Gatwick Airport has donated more than 20,000 used toothbrushes to help the University of Brighton build Britain’s first house made almost entirely from waste.
The toothbrushes, given away to business and first class passengers, are being slotted into wall cavities to help with insulation in the house which is being built in the grounds of the university’s Faculty of Arts campus in central Brighton.
The project is being backed by TV designer and presenter Kevin McCloud who, with University of Brighton lecturer and architect Duncan Baker-Brown, worked on a similar build in London for a TV programme in 2008.
The toothbrushes were sourced by Cat Fletcher from Freegle which promotes keeping usable items out of landfill and which is finding waste material for the Waste House.
Cat Fletcher – “We discovered there are millions of toothbrushes collected and thrown away by airline passengers after just one use. This is a terrible waste and we are grateful to Gatwick for allowing us to recycle them”
She said: “We discovered there are millions of toothbrushes collected and thrown away by airline passengers after just one use. This is a terrible waste and we are grateful to Gatwick for allowing us to recycle them.”
Fletcher has also found 1,000 vinyl banners that were heading for landfill sites. These are being used as internal vapour control layers and damp proof courses. Old video cassettes are also filling wall cavities.
Project architect Duncan Baker-Brown has called for more buildings to be made from waste rather than from materials that damage the environment and he has criticised governments around the world for encouraging people to rely on rapidly-depleting fossil fuels.
Baker-Brown said more companies were donating to the Waste House project and showing their commitment to a more ethical approach to building. Companies include:
- AAC Waterproofing ltd which has supplied Prelasti rubber membrane roof finish made from up to 40 percent waste rubber and other material from car tyres. Mears apprentices and City College carpentry students worked to ensure the ply roof decking was ready for the roofers.

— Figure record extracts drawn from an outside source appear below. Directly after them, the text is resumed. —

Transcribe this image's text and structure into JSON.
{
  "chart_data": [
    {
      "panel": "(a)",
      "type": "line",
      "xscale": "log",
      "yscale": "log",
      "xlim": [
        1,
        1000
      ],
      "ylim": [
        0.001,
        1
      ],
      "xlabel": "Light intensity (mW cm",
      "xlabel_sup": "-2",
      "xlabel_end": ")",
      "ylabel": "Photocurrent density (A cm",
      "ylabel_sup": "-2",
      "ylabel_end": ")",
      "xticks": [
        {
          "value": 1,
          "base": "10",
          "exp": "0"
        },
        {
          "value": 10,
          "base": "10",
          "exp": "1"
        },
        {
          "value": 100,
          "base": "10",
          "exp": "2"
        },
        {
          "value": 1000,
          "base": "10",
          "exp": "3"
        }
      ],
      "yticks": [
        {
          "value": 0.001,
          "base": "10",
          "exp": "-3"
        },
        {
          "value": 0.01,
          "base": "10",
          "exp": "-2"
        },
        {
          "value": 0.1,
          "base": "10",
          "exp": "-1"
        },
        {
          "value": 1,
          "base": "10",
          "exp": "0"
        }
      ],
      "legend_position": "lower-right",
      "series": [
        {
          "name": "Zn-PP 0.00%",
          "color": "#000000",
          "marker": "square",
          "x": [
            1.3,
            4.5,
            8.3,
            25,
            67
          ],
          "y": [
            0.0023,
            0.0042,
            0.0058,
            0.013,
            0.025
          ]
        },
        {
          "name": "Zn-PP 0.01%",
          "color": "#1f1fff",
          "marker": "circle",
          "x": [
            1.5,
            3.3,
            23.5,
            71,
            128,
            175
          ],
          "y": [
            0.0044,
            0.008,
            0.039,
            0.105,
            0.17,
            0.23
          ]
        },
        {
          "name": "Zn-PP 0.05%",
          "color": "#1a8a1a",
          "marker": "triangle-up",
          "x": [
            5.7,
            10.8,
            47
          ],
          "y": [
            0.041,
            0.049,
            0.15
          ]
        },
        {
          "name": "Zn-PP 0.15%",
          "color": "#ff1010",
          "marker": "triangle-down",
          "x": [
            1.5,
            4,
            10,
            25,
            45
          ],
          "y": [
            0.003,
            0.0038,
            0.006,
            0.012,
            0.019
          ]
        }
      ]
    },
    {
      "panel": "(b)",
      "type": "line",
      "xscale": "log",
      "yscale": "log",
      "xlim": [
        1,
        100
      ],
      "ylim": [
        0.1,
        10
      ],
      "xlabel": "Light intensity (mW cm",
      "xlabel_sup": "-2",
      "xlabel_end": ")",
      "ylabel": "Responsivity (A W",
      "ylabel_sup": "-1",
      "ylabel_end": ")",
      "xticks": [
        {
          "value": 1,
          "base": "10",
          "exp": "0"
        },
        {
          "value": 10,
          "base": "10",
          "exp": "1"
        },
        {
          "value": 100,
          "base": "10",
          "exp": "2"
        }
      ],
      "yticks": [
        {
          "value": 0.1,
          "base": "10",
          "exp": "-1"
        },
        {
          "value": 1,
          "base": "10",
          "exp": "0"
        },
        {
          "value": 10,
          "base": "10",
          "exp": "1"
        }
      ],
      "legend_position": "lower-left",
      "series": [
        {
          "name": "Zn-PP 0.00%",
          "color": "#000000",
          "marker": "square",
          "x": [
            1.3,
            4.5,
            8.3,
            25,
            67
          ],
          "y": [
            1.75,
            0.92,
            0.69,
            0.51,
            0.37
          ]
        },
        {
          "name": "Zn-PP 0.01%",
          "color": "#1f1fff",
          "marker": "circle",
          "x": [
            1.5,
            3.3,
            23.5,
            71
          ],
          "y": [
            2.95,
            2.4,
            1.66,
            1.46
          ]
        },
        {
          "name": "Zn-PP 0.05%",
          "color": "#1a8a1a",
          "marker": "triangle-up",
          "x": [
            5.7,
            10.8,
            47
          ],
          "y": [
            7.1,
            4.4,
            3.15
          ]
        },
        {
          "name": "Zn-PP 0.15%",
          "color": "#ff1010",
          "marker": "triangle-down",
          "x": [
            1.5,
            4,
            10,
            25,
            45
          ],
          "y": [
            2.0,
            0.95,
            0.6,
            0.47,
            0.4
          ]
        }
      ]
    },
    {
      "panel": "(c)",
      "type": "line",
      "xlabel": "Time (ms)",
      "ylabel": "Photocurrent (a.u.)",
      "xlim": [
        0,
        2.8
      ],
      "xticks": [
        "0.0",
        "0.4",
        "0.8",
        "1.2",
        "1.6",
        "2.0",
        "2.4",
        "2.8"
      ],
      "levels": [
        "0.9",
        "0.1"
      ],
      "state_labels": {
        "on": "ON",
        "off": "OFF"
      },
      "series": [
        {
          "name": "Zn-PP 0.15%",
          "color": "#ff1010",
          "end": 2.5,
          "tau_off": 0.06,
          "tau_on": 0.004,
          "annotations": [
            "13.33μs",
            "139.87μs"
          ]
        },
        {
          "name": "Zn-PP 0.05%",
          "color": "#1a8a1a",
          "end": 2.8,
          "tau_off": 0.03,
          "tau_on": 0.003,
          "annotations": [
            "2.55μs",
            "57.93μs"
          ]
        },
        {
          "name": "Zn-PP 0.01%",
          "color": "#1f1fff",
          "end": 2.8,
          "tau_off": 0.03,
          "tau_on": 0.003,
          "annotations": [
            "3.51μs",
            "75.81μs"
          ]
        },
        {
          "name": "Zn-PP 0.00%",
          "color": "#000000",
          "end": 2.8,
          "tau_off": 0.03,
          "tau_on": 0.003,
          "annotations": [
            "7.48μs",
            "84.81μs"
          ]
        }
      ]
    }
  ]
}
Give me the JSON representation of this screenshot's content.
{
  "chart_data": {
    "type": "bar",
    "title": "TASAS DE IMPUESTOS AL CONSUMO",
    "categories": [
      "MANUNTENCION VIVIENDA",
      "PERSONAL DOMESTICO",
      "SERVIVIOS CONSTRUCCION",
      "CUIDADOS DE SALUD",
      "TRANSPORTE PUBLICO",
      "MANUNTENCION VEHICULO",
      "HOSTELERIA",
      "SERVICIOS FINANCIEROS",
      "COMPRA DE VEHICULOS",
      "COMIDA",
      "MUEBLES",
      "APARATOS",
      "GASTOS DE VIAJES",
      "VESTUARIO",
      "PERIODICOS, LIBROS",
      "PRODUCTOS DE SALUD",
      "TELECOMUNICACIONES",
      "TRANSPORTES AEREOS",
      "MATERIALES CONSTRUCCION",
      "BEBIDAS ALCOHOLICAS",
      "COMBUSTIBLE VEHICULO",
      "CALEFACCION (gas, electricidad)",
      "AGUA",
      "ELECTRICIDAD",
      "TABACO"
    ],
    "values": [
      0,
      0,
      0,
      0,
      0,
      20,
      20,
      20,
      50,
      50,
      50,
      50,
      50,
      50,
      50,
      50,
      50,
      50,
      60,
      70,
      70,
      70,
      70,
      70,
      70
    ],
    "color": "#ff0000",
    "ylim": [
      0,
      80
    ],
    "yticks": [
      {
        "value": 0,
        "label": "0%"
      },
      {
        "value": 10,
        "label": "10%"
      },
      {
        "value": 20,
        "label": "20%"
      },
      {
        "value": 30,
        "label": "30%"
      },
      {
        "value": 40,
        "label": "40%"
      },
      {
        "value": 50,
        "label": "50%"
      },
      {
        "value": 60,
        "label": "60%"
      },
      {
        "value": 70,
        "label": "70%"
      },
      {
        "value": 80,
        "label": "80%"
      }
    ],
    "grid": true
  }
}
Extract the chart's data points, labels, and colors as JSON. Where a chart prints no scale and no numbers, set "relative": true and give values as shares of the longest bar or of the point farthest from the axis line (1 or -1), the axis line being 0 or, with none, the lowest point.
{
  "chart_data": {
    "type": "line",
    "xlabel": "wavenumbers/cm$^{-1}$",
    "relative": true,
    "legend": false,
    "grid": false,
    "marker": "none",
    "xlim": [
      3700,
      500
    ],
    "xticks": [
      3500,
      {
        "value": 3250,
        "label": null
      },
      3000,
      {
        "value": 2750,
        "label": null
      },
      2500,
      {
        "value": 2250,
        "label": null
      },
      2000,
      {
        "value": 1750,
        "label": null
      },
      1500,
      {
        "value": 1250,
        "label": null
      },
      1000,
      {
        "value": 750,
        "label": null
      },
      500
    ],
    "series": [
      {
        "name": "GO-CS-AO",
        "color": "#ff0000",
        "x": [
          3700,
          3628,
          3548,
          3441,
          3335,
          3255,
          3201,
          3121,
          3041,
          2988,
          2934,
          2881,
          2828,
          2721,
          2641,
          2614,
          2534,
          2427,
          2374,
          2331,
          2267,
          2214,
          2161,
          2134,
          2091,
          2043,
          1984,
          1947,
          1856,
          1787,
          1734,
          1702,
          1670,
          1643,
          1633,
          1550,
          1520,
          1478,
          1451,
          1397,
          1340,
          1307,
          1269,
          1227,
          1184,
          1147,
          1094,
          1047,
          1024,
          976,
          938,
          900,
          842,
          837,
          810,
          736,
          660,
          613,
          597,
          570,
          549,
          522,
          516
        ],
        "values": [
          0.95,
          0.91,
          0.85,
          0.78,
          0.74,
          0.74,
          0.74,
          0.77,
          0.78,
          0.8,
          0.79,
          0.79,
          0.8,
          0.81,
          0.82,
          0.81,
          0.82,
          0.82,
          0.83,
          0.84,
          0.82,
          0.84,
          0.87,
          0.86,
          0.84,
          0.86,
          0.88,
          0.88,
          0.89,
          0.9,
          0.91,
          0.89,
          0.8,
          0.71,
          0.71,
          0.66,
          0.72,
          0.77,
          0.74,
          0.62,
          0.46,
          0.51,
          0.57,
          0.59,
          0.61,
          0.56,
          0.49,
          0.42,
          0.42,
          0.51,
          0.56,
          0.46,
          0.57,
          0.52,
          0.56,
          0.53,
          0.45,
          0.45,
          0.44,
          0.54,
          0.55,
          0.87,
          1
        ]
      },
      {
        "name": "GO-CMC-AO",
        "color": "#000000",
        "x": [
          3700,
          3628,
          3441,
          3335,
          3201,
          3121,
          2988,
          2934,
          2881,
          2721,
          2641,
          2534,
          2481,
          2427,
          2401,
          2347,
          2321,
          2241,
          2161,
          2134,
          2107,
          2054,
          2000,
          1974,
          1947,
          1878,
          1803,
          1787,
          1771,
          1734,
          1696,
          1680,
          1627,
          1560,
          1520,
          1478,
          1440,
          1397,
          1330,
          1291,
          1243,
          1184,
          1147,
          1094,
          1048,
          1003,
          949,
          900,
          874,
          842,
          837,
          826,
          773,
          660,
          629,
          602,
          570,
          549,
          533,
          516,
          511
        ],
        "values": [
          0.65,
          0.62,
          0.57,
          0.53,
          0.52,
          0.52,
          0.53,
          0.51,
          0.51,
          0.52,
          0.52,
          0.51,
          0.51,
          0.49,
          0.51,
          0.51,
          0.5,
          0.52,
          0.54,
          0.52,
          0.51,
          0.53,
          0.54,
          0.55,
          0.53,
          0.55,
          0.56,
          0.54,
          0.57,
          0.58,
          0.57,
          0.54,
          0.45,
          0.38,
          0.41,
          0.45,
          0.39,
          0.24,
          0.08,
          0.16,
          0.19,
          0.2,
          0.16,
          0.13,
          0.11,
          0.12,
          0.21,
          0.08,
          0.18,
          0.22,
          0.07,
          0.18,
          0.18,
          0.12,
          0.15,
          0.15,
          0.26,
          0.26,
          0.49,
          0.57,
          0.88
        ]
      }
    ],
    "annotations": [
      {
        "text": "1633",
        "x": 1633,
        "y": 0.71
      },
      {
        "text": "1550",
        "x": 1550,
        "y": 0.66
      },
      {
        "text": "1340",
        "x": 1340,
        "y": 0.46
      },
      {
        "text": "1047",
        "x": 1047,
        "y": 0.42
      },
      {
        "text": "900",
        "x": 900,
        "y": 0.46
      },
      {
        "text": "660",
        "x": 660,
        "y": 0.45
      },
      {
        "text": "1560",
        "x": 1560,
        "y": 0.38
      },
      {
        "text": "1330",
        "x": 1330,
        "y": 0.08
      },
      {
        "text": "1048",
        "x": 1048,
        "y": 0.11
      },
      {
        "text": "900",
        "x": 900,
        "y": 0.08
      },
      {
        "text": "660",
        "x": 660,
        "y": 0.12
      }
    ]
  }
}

- The Brighton & Hove Wood Recycling Project which supplied second-hand timber.
- Chandlers Sustainable Building Solutions which supplied surplus Porotherm Clay Blocks installed in the exposed vaulted ceiling on the first floor. The rest form one of the internal walls downstairs.
- Dupont Building Innovations which supplied Tyvek® Vapour Control & Building Membranes for the external walls of the Waste House and which control the flow of condensation.
- The Velux Company Ltd which supplied triple-glazed INTEGRA roof lights whIch give 20 percent more natural light.
- MNH Sustainable Cabin Services which collected and delivered the Gatwick toothbrushes.
- Bay Media which collected and delivered the banners.
- Ejot UK Ltd which supplied specialists long screw fixings for securing external wall and roof insulation, also for supplying the fixing system for the Photovoltaic Solar panels that will be arriving on site in the next couple of weeks.
- Kingspan UK for supplying slightly damaged external wall and roof insulation that would normally be sold off cheaply to farmers to insulate their barns or reprocessed back at Kingspan factories.
- Rationel Windows and Doors UK for supplying triple glazed high-performance AURA timber doors and windows.
Baker-Brown said the Waste House was now watertight and is expected to be completed by the spring: “This progress has only been possible because of the continued hard work of our site agent David Pendegrass of Mears, together with City College students and tutors, Mears apprentices and some dedicated volunteers.”